From his rogue fiefdom of Trenton, Corzine has been proposing to hike the state sales tax from 6 percent to 7 percent, arguing that the increase will help eliminate a $4.5 billion budget deficit. His fellow democrats in the state legislature, however, still bear the scars from Gov. Jim Florio's much more radical sales-and-income tax hikes in the early 1990s, which propelled Florio straight to Palookaville and set the stage for the rise of Christine Todd Whitman. Tax fans have rushed in to say toldja so, arguing that Whitman's rollback of the Florio tax is what got the Garden State into this jam. You'd have to be a real precious-metals believer to think that a tax cut enacted more than a decade ago, at a time when scientists claimed the Dow Jones Industrial Average would never top 3,000, explains a $4.5 billion shortfall in a $31 billion budget today. There are few people like that in the New Jersey assembly or state senate, and the impasse over the budget resulted in a shutdown of the state government late last week.

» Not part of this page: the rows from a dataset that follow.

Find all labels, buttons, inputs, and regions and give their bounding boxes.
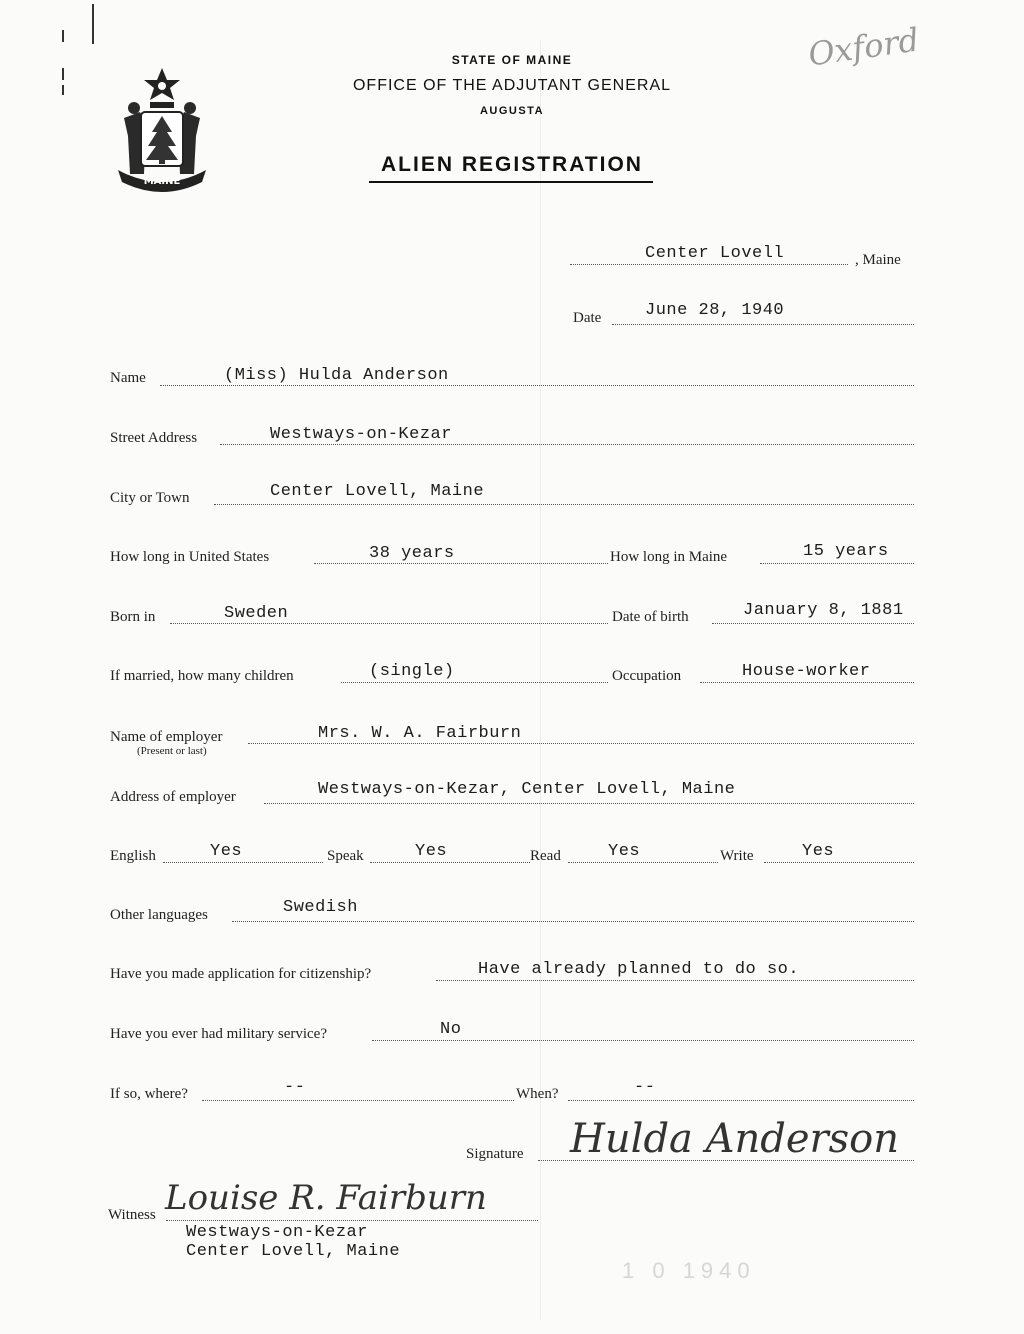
header-city: AUGUSTA: [479, 105, 545, 117]
date-dots: [612, 324, 914, 325]
name-label: Name: [110, 370, 146, 386]
read-dots: [568, 862, 718, 863]
occupation-label: Occupation: [612, 668, 682, 684]
children-dots: [341, 682, 608, 683]
witness-signature: Louise R. Fairburn: [165, 1178, 487, 1218]
how-long-maine-value: 15 years: [803, 542, 889, 561]
speak-label: Speak: [327, 848, 364, 864]
how-long-us-dots: [314, 563, 608, 564]
children-label: If married, how many children: [110, 668, 294, 684]
employer-label: Name of employer: [110, 729, 223, 745]
signature-label: Signature: [466, 1146, 524, 1162]
occupation-value: House-worker: [742, 662, 871, 681]
form-title: ALIEN REGISTRATION: [381, 153, 643, 176]
english-value: Yes: [210, 842, 243, 861]
name-dots: [160, 385, 914, 386]
date-of-birth-dots: [712, 623, 914, 624]
city-label: City or Town: [110, 490, 190, 506]
title-underline: [369, 181, 653, 183]
date-label: Date: [573, 310, 602, 326]
town-value: Center Lovell: [645, 244, 785, 263]
street-address-label: Street Address: [110, 430, 198, 446]
how-long-maine-dots: [760, 563, 914, 564]
date-value: June 28, 1940: [645, 301, 785, 320]
where-label: If so, where?: [110, 1086, 188, 1102]
received-stamp: 1 0 1940: [622, 1258, 756, 1283]
town-suffix: , Maine: [855, 252, 901, 268]
write-value: Yes: [802, 842, 835, 861]
employer-address-label: Address of employer: [110, 789, 236, 805]
employer-address-dots: [264, 803, 914, 804]
how-long-maine-label: How long in Maine: [610, 549, 728, 565]
write-dots: [764, 862, 914, 863]
seal-label: MAINE: [143, 176, 181, 187]
city-dots: [214, 504, 914, 505]
where-value: --: [284, 1078, 306, 1097]
children-value: (single): [369, 662, 455, 681]
employer-dots: [248, 743, 914, 744]
when-dots: [568, 1100, 914, 1101]
other-languages-value: Swedish: [283, 898, 358, 917]
paper-fold-crease: [540, 40, 541, 1320]
citizenship-value: Have already planned to do so.: [478, 960, 800, 979]
date-of-birth-label: Date of birth: [612, 609, 689, 625]
other-languages-label: Other languages: [110, 907, 208, 923]
employer-value: Mrs. W. A. Fairburn: [318, 724, 522, 743]
header-office: OFFICE OF THE ADJUTANT GENERAL: [352, 77, 672, 94]
date-of-birth-value: January 8, 1881: [743, 601, 904, 620]
witness-address-line1: Westways-on-Kezar: [186, 1223, 368, 1242]
how-long-us-label: How long in United States: [110, 549, 270, 565]
read-label: Read: [530, 848, 561, 864]
born-in-dots: [170, 623, 608, 624]
write-label: Write: [720, 848, 754, 864]
witness-address-line2: Center Lovell, Maine: [186, 1242, 401, 1261]
born-in-label: Born in: [110, 609, 156, 625]
street-address-dots: [220, 444, 914, 445]
margin-mark: [62, 68, 64, 80]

As Bill Clinton and Newt Gingrich discovered, the real danger in a government shutdown isn't the Hobbesian nightmare but the Emperor's New Clothes. Once the citizens get a sense of how little they miss the services Uncle Sam and Uncle Jon are providing, we may have a real revolution on our hands. But clever Jersey lawmakers built in a safeguard by not allowing casinos to operate without the state-employed inspectors who surely do a bang-up job of something or other. The $20 million hit to Atlantic City's casinos put pressure on Trenton to resolve the issue. According to reports, the compromise will allow the sales tax increase to go forward, but devote half of the revenue to offsetting property taxes for the next ten years—at which time somebody will be no doubt be arguing that if only Corzine had gotten to use all that tax money, New Jersey wouldn't be having so much trouble with its 2016 budget.